KING COUNTY -- They've blocked streets, derailed planned government speeches and on Friday protesters locked themselves around steel beams to get their message across.
“It’s time to move past the jail system more to restorative system to see the humanity in people,” the Rev. Neal Sharpe said.
Protesters are passionately opposed to the construction of a new youth detention center in King County.
The center will cost $230 million and expected to open in 2020.
Opponents say the funds should be used elsewhere instead of on the jail system that does more harm than good.
They say young people, even the ones who commit violent crime, should not be locked up.
“I don’t think that's realistic, there are some youths that need to be in some type of detention facility,” said Michelle Hankinson, who works on the front lines with at-risk kids with the nonprofit Nexus Youths and Families.
“A lot of the times for these young offenders, empathy is missing -- they just don’t understand it,” Hankinson said.
That's why Hankinson says accountability is important.

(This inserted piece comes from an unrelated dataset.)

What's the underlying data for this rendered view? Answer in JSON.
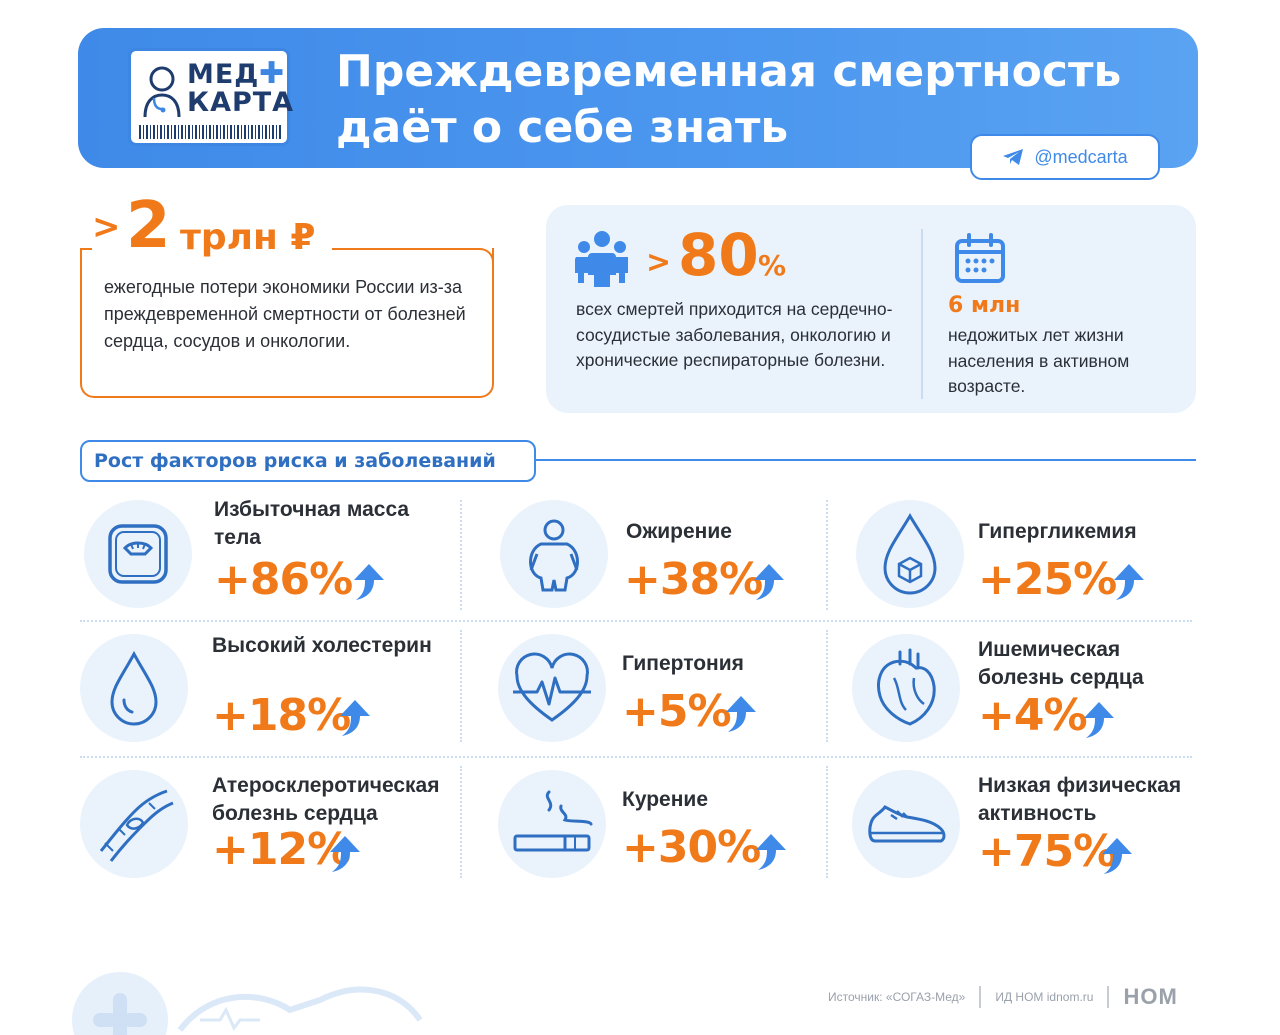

“To have them identify what they have done, how it's impacted other people,” Hankinson said.
She says the court system already doesn't jail young people for many crimes, moving more toward a rehabilitative approach.
Nexus Youth and Families opened two months ago and they are taking in teens diverted from jail.
The teens learn rules and are supervised by staff in a home-like setting.
But Hankinson says the model may not be right for the most violent teen offenders.
“If it means they have to go to detention, depending on the level of the offense, that's what has to happen,” Hankinson said.
But even if they are detained, Hankinson says, the focus should be on treatment, not punishment.
“To just put them in a cell that doesn’t do anything for them, that cuts them off from their family members and education services," Hankinson said.
She says the ideal situation for a detention center for high-risk offenders should look more like a residential center.
She says youths would be required to stay in their rooms at night, but during the day they could have the freedom to come and go within the center and receive treatment.
King County Executive Dow Constantine has said in the past that the number of kids in jail has decreased by 70% in the last 20 years.
Constantine says the goal is not to jail more youths but to eventually make sure they don't end up behind bars.